Loyola may not be a massive party school with 30,000 students; it’s a community of 4,000 students who care deeply for one another.
We may not have been established in the 1600s, but it’s the beautiful architecture built in 1852 that still stands, which catches your eye from the moment you first step on campus and every day you grow to love more and more.
While we may not have teams that win every single sporting game or match, it’s our devoted fans attending sporting who make events all worth it. It's the athletes who show their school pride as they compete with the Loyola name on their jerseys. While both student-athletes putting time on the field, and putting time in their classes all Loyola students aim to be as successful as possible. The sky isn't the limit, your dreams can take you where you want to go from getting a 4.0 to winning a national championship.
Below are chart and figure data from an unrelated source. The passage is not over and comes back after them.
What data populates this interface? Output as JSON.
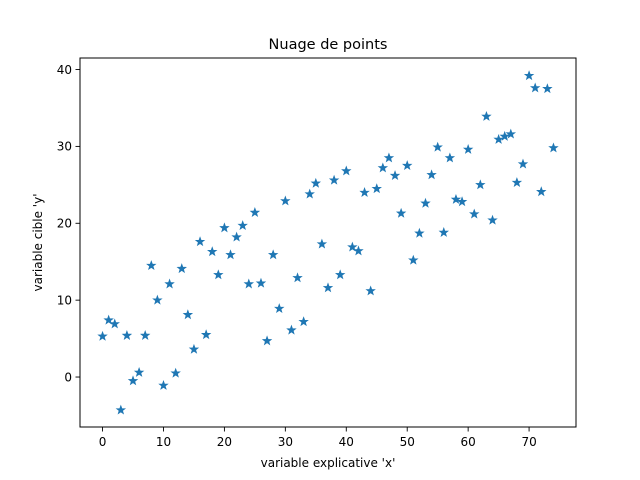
{
  "chart_data": {
    "type": "scatter",
    "title": "Nuage de points",
    "xlabel": "variable explicative 'x'",
    "ylabel": "variable cible 'y'",
    "xlim": [
      -3.7,
      77.7
    ],
    "ylim": [
      -6.5,
      41.5
    ],
    "xticks": [
      0,
      10,
      20,
      30,
      40,
      50,
      60,
      70
    ],
    "yticks": [
      0,
      10,
      20,
      30,
      40
    ],
    "marker": "star",
    "grid": false,
    "legend": "none",
    "colors": {
      "marker": "#1f77b4",
      "axes": "#000000"
    },
    "series": [
      {
        "x": [
          0,
          1,
          2,
          3,
          4,
          5,
          6,
          7,
          8,
          9,
          10,
          11,
          12,
          13,
          14,
          15,
          16,
          17,
          18,
          19,
          20,
          21,
          22,
          23,
          24,
          25,
          26,
          27,
          28,
          29,
          30,
          31,
          32,
          33,
          34,
          35,
          36,
          37,
          38,
          39,
          40,
          41,
          42,
          43,
          44,
          45,
          46,
          47,
          48,
          49,
          50,
          51,
          52,
          53,
          54,
          55,
          56,
          57,
          58,
          59,
          60,
          61,
          62,
          63,
          64,
          65,
          66,
          67,
          68,
          69,
          70,
          71,
          72,
          73,
          74
        ],
        "y": [
          5.3,
          7.4,
          6.9,
          -4.3,
          5.4,
          -0.5,
          0.6,
          5.4,
          14.5,
          10.0,
          -1.1,
          12.1,
          0.5,
          14.1,
          8.1,
          3.6,
          17.6,
          5.5,
          16.3,
          13.3,
          19.4,
          15.9,
          18.2,
          19.7,
          12.1,
          21.4,
          12.2,
          4.7,
          15.9,
          8.9,
          22.9,
          6.1,
          12.9,
          7.2,
          23.8,
          25.2,
          17.3,
          11.6,
          25.6,
          13.3,
          26.8,
          16.9,
          16.4,
          24.0,
          11.2,
          24.5,
          27.2,
          28.5,
          26.2,
          21.3,
          27.5,
          15.2,
          18.7,
          22.6,
          26.3,
          29.9,
          18.8,
          28.5,
          23.1,
          22.8,
          29.6,
          21.2,
          25.0,
          33.9,
          20.4,
          30.9,
          31.3,
          31.6,
          25.3,
          27.7,
          39.2,
          37.6,
          24.1,
          37.5,
          29.8
        ]
      }
    ]
  }
}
It’s the hundreds of clubs on campus and club teams just waiting for new members to join, with just something for everyone on campus. From cooking around the world to French club, to an Investment Banking Society.
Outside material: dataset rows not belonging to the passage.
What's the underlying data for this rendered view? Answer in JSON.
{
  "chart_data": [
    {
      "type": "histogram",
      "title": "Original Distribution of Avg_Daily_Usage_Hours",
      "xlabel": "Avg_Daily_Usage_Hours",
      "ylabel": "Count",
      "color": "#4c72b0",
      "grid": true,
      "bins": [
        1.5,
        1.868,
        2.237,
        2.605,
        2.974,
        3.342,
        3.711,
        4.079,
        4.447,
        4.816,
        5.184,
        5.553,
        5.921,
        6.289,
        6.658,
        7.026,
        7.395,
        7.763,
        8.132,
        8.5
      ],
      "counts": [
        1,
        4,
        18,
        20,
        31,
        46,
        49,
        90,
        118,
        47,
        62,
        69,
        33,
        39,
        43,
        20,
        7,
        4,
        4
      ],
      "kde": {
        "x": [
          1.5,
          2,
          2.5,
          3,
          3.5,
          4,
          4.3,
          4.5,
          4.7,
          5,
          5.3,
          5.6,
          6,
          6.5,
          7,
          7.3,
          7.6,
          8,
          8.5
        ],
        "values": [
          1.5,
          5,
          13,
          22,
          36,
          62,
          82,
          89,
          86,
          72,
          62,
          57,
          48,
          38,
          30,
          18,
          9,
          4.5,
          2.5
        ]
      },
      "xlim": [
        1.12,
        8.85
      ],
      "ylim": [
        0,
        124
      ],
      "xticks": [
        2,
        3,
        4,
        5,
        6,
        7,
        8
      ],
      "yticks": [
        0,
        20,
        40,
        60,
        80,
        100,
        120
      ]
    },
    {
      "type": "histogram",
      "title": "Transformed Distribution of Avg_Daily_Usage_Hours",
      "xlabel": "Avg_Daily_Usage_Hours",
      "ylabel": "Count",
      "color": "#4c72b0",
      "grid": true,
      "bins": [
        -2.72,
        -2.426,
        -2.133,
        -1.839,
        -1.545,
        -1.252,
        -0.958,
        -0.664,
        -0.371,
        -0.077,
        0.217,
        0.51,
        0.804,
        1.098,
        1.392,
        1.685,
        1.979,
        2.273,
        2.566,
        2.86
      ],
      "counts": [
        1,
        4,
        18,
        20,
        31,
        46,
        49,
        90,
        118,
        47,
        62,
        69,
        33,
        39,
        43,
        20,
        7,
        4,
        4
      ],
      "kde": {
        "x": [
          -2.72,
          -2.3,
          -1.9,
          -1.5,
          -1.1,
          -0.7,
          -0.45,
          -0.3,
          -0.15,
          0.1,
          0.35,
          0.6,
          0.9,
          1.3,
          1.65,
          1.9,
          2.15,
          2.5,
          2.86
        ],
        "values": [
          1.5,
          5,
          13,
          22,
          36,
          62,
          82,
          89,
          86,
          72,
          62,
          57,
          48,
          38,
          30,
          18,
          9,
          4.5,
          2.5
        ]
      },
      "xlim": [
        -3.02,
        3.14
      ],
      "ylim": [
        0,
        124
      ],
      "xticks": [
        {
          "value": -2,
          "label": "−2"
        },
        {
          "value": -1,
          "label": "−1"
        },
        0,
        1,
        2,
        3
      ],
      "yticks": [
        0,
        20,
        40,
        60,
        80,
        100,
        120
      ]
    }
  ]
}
Loyola has some of the friendliest people you’ll ever meet, from the evergreens to RAs, it’s the people on campus who truly care for your wellbeing. It’s the friendships you make with fellow students and the relationships you foster with professors and faculty on campus you’ll remember even after you graduate. It’s the interactions you have with people walking across campus, how great is it that you can’t walk across campus without knowing at least one person, and that truly is a wonderful thing.
It's the students you hear about on campus doing amazing things in the Baltimore community, from giving up their early morning to devote a few hours a week at Healthcare for the Homeless to those who are going in and tutoring students at Mother Seton who want nothing more than to be successful.
While your friends and family tell you Baltimore is dangerous, and every time you reassure your family that you are in fact safe and sound in Newman Towers, or where ever you may live on campus. And you believe the Baltimore pride may not grow on you, but it'll eventually just seep in and you'll start to embrace it slowly but surely.
In the end, its not only Loyola you are calling home but Baltimore as well, the unique and diverse city with countless adventures to embark on.
But in the end, it’s the students who are proud to call Loyola their second home, which makes Loyola the best decision I have made, ever since I took my first steps on campus as a high school senior. As a Massachusetts native with a countless amount of universities in reach, there is nowhere else I could or would see myself spending my four years of college.